Which is correct, if we want to build boxes that are 
low power / low heat / low noise / low cost.

But then, most of the myth boxes which were built by following
the guidelines are already way under the specifications of the
average entry level PC you can buy in a shop today.

(Ehmmm... I would not like to be flamed for this, but I also
think that the approach of constantly installing software
which is always bigger & heavier till the point you have to
change the hardware and then install new software etc. etc.,
is a bit Microsoftish, and if we are all on this mailing list
is because we don't want this, otherwise we could use 
the PVR350 & stuff under windows without suffering for driver
implementation etc.)

So, back to the point:

If you abandon FC2 (as well as FC1) users on their own,
first or later they will fall in one or more of these:

- their mythbox will die during an upgrade  (*)
- they will have to stop upgrading and renounce to
  subsequent versions of myth
- they will have to switch to FC3, FC4, etc., to be helped by
  your guide
- they will need to change the hardware

Of course I'm not asking you to maintain multiple HOWTOs,
one for each OS version. What I'm saying is that, in a perspective view,
we should fix an OS version which is suitable even for the 
lower-end mythboxes (according to the initial hw guidelines on myth site
and on the mailing list) and work on that. No more OS upgrades.
We should not reach the point where people is forced to change
the hardware to follow your guide or left on their own if they don't.

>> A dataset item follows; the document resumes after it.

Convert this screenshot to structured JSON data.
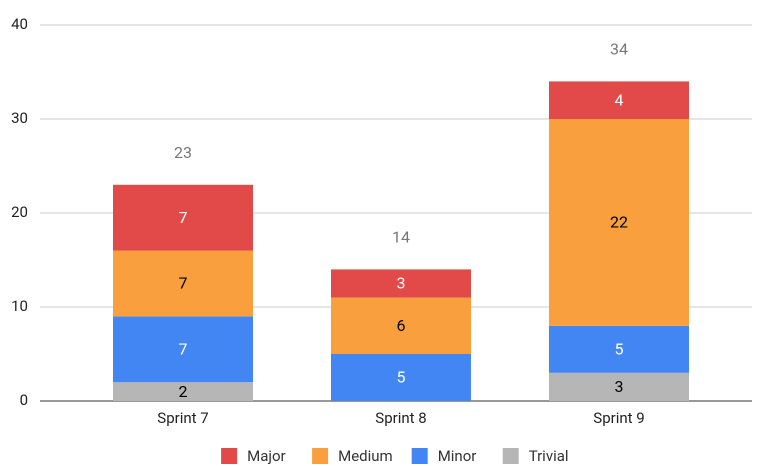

Of course, your guide users are mostly people like me who would
not have a working mythbox without your guide. People who can manage
a mythbox on their own, are not users of your guide, right? :-)

There are "thousand & thousand" :-) of myth boxes out there which,
like mine, were built using the list guidelines and rely on your
guide to survive :-)

Cheers,
Franco

(*) It is already happening that one time out of two I issue
the apt-get dist-upgrade command, my box stop working and I
have to re-do all the procedure on your guide, from scratch, to
get it working again.
But, if the reason it stops working is due to some required changes
to modprobe.conf (or whatever) undocumented in your guide,
my box will just be lost.
I already see postings of people on the list, who ask how to
revert their box to a previous known-to-work version of the software....
which is not that simple if you use the recommended apt-get mechanism.